Marty: All Harvey, Roger and I are saying is that Norman Lloyd has provided ample interviews on Radio, TV, in the Movies, and in Print which display, if not unconditional affection for Welles, certainly great personal and professional regard for him. When you say, "Now, if Lloyd said something different about Welles in another interview then all I can say is I didn;t hear that one," it's almost as if you hadn't read the interview Lloyd gave to Peter Tonquette (a distinguished occasional contributor here, btw).
Have you read it? Harvey provided a link: http://www.thefilmjournal.com/issue9/lloyd.html
And here are a few excerpts:
Norman Lloyd: "Orson was, in my view, the most talented director that our theatre ever had. He was the first American director to bring a totality to a production."
"NL: [His opinion of Welles' CHIMES AT MIDNIGHT] It's a wonderful picture. There's no question about Orson's gifts. He was the best. I mean, he was the most talented that we've had. The tragedy, as far as Hollywood is concerned, is that they thought he was too rich for their blood. It's unfortunate."
NL: [Speaking of Hollywood's fear that Welles was too extravagant.] "They had this fear that he would in financial ways get them into a bind, which is a laugh when you consider what's happening today."
NL: [Remembering AFI's dinner honoring Welles] ". . . MCA, (was) my agency at that time. They had a table and they knew I had worked with Orson, so they invited me. And we had a little chat, very nice, and that was it."
NL: [On the last time he saw Welles, at a Director's Guild week honoring Welles, and the reasons for any difficulty with their relationship] ". . . And then after it, I went over to greet him and he embraced me in an enormous bear hug and whispered in my ear, "You son of a bitch." [Laughs] And that was the last time I saw him . . . . Not a bad good-bye. You see, Orson was a jolly fellow when he had humor. He was a temperamental fellow. He was difficult to discipline. I always regretted that my relationship with him always had a kind of tension in it. Now part of that is due to the fact that we were very young at the time. We were 22, then became 23 during that period. There was this enormous success and there were jealousies involved, maybe not on his part, but I think on my part I was cocky-not jealous so much as I had a chip on my shoulder. I always regretted that I didn't have a warmer relationship with him . . . ."
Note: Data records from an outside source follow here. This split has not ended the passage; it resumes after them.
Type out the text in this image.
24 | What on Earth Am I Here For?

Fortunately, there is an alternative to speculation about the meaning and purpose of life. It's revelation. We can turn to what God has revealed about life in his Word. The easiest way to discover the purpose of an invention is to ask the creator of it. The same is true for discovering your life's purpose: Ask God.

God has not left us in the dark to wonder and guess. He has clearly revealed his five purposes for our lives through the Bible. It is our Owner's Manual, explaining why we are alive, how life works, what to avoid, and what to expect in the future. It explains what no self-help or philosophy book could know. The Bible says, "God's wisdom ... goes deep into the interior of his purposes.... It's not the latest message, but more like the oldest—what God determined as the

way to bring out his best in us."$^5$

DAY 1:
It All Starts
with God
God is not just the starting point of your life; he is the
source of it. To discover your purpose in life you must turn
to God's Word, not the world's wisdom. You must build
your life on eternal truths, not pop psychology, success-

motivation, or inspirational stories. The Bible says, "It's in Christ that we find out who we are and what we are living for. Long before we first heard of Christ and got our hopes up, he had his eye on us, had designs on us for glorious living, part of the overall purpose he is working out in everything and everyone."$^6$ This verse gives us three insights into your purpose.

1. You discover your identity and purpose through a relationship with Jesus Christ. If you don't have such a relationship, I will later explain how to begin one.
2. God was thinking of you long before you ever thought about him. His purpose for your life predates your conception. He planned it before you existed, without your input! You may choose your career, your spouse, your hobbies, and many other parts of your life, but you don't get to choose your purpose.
I could go on, but Lloyd sums up: "Well, my memory of Orson-at this instance, which is sixty-seven years later-my memory of him is of a very vital, enormous gift to the theatre. The rehearsals and so forth. The richness of his personality. The energy, the vitality, the bigness, full of ideas, and laughing all the time . . . ."
All of this, Martyn, doesn't call up Lloyd as a man who has utter disdain for the work and talents of Orson Welles. He does admit here, and in some passages I have not quoted, that they both had temperamental differences, which is almost a commonplace among artistic people.
So nearly as I can figure from the internal evidence of the transcript, and Tonquette's commentary, this interview took place about five years ago, when Lloyd was 89. It is possible that he has become terminally embittered toward Welles and his work in the time since -- but rather unlikely.